Mieux vaudrait se coucher sur la douceur de la neige fraîche et dormir. J'ai sommeil: ce vent qui me souffle au visage m'endort. C'est curieux; mes jambes sont maintenant insensibles à la fatigue, je suis très dispos, en somme, pour aller danser avec les formes blanches. Mieux vaut rester là et se joindre à la danse tout de suite. Maintenant que nous sommes perdus, égarés, sans espoir.
Les Grandes Jorasses.
Dans quelques dizaines d'années le glacier nous rendra à la lumière du soleil, là-bas, sur la moraine des Bossons.

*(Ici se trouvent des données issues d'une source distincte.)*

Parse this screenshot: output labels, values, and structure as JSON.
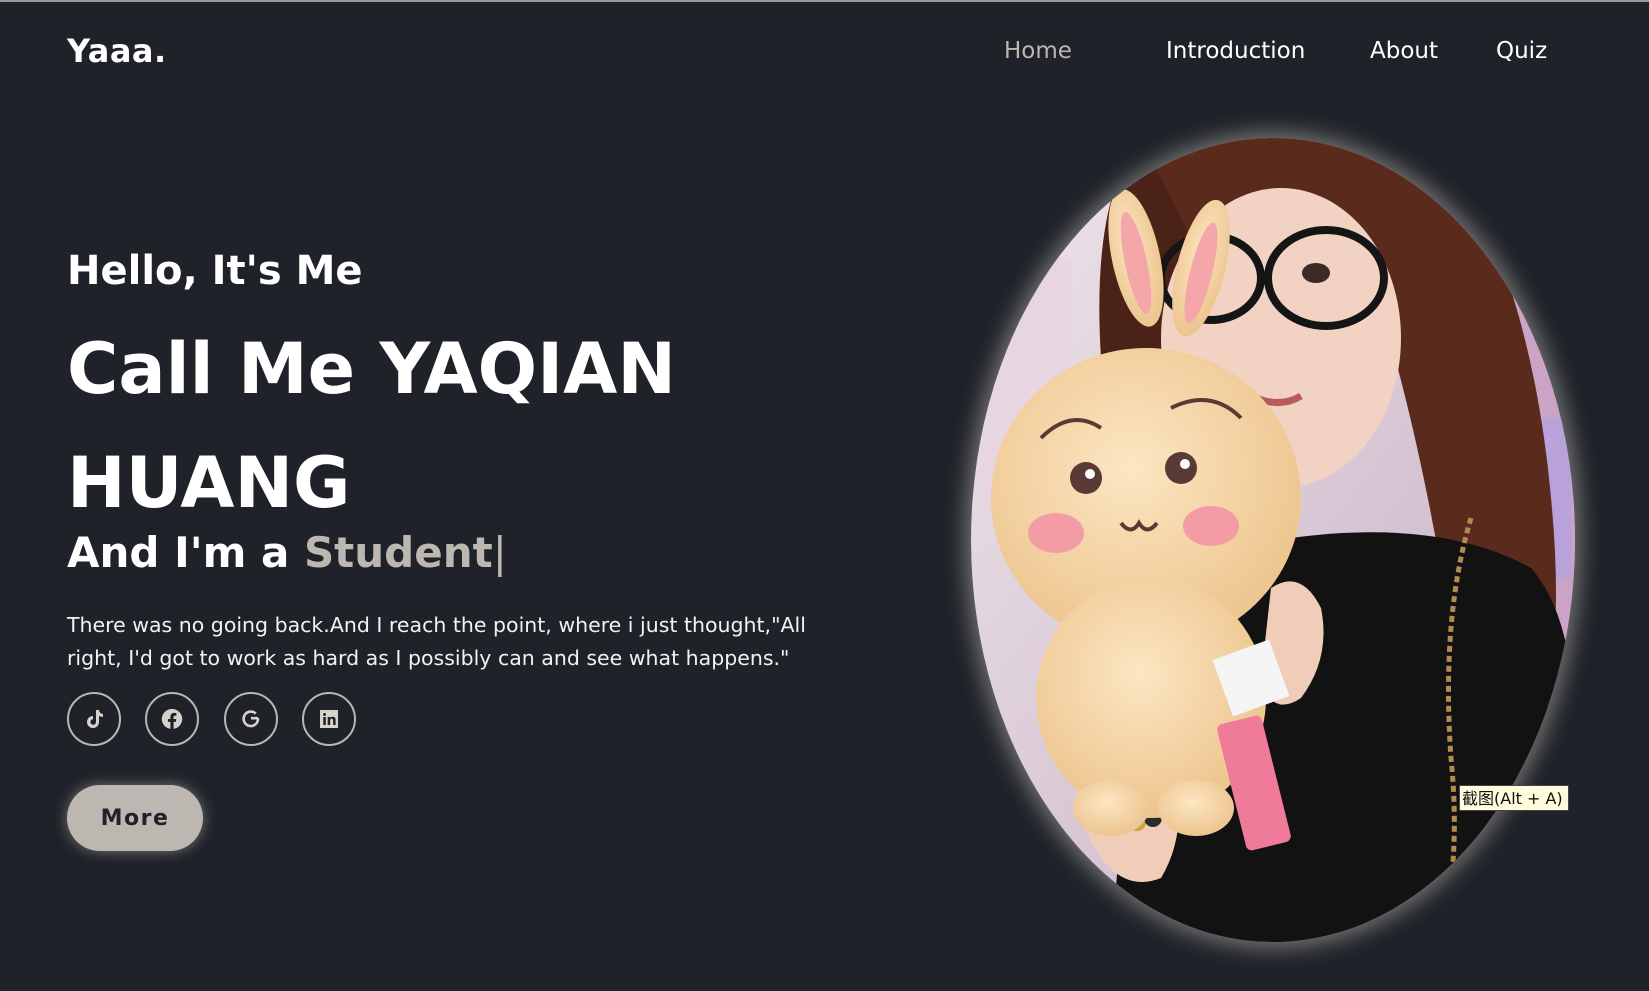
{
  "header": {
    "logo": "Yaaa.",
    "nav": [
      {
        "label": "Home",
        "active": true
      },
      {
        "label": "Introduction",
        "active": false
      },
      {
        "label": "About",
        "active": false
      },
      {
        "label": "Quiz",
        "active": false
      }
    ]
  },
  "hero": {
    "greeting": "Hello, It's Me",
    "name": "Call Me YAQIAN HUANG",
    "role_prefix": "And I'm a ",
    "role_highlight": "Student",
    "cursor": "|",
    "description": "There was no going back.And I reach the point, where i just thought,\"All right, I'd got to work as hard as I possibly can and see what happens.\"",
    "socials": [
      {
        "icon": "tiktok-icon"
      },
      {
        "icon": "facebook-icon"
      },
      {
        "icon": "google-icon"
      },
      {
        "icon": "linkedin-icon"
      }
    ],
    "more_label": "More"
  },
  "tooltip": {
    "text": "截图(Alt + A)"
  },
  "colors": {
    "background": "#1f2229",
    "accent": "#bcb8b1",
    "text": "#ffffff"
  }
}
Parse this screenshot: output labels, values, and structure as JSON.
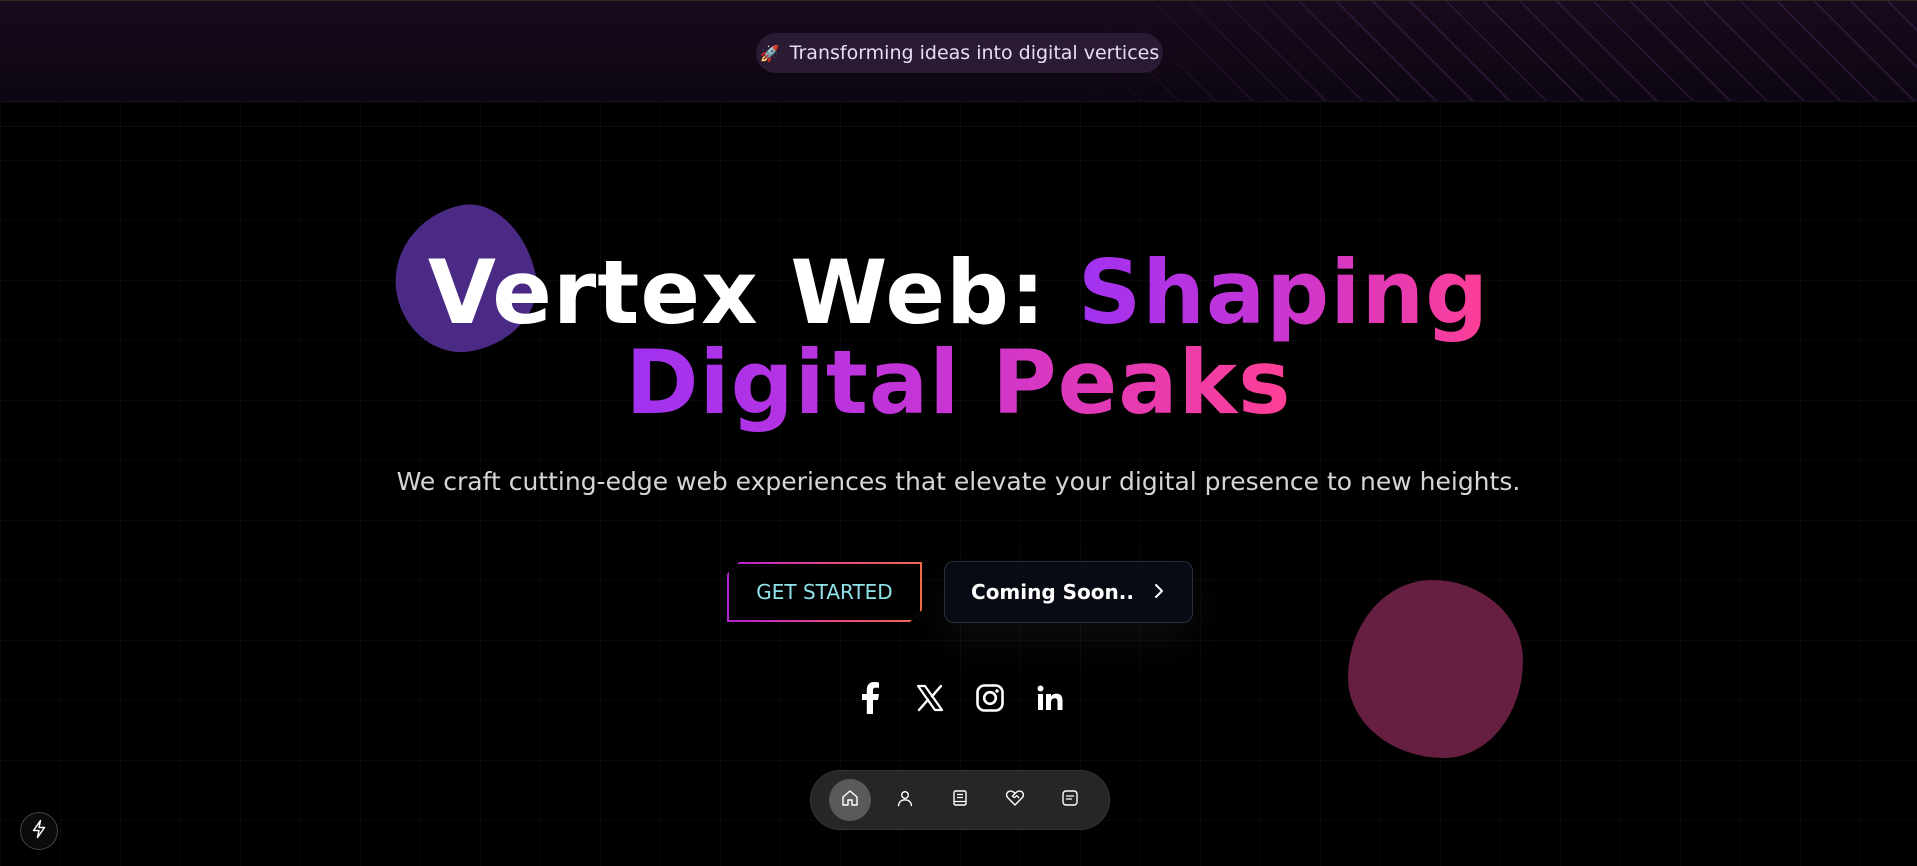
{
  "banner": {
    "rocket": "🚀",
    "text": "Transforming ideas into digital vertices"
  },
  "hero": {
    "title_part1": "Vertex Web: ",
    "title_part2": "Shaping",
    "title_part3": "Digital Peaks",
    "subtitle": "We craft cutting-edge web experiences that elevate your digital presence to new heights."
  },
  "buttons": {
    "get_started": "GET STARTED",
    "coming_soon": "Coming Soon.."
  },
  "socials": [
    {
      "icon": "facebook-icon"
    },
    {
      "icon": "x-icon"
    },
    {
      "icon": "instagram-icon"
    },
    {
      "icon": "linkedin-icon"
    }
  ],
  "dock": {
    "items": [
      "home-icon",
      "user-icon",
      "book-icon",
      "heart-handshake-icon",
      "message-icon"
    ],
    "active": "home-icon"
  },
  "colors": {
    "background": "#000000",
    "gradient_start": "#a032f0",
    "gradient_end": "#ff3f95",
    "get_started_text": "#8fe3e8",
    "blob_purple": "#4a2a85",
    "blob_maroon": "#661f40"
  }
}
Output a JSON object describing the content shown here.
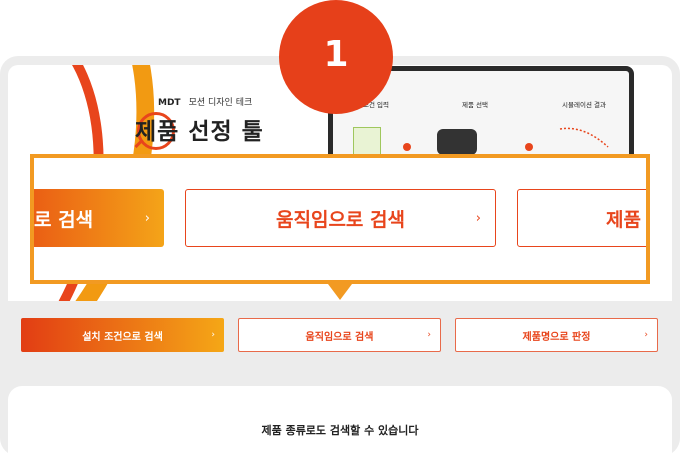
{
  "badge": {
    "number": "1"
  },
  "hero": {
    "brand": "MDT",
    "brand_sub": "모션 디자인 테크",
    "tool_title": "제품 선정 툴",
    "laptop_steps": [
      "조건 입력",
      "제품 선택",
      "시뮬레이션 결과"
    ]
  },
  "zoomed_tabs": [
    {
      "label": "로 검색",
      "state": "active"
    },
    {
      "label": "움직임으로 검색",
      "state": "inactive"
    },
    {
      "label": "제품",
      "state": "inactive"
    }
  ],
  "tabs": [
    {
      "label": "설치 조건으로 검색",
      "state": "active"
    },
    {
      "label": "움직임으로 검색",
      "state": "inactive"
    },
    {
      "label": "제품명으로 판정",
      "state": "inactive"
    }
  ],
  "chevron": "›",
  "footer_text": "제품 종류로도 검색할 수 있습니다",
  "colors": {
    "accent": "#e8451c",
    "accent_orange": "#f29a22",
    "frame": "#ececec"
  }
}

Et les Chamoniards nous verront apparaître avec stupeur. Mais ce ne sera point nous. Nous! Il y aura longtemps que nous valserons sur la neige au son infernal de la musique effrénée de la tourmente.
D'ailleurs, c'est fini! Un éblouissement me passe devant les yeux, je ne suis plus oppressé, je ne sens plus le vent, ni la neige, ni le froid. Quelque chose de noir se dresse devant moi tandis qu'à l'entour s'illuminent mille clartés.
Et je m'aperçois que sous un violent coup de vent, la brume compacte s'est déchirée. La vue s'étend sur une pente immense coupée de crevasses bleutées éblouissantes. A droite, à quelques pas de nous une aiguille de rocher se dresse. On y distingue un toit qui fume: c'est le refuge des Grands Mulets. Derrière nous un joli petit nuage rose, léger et coquet voile la coupole du Mont-Blanc. Eh quoi! C'était cela notre linceul?
Sur la plateforme des Grands Mulets, des gens nous font des signaux d'amitié, leurs appels viennent jusqu'à nous. Oh! dormir, pour de bon, en sécurité!
Dormir! Mais voilà précisément que je me réveille au bruit de mes voisins qui partent sans doute à leur tour faire l'ascension de l'Aiguille du Géant.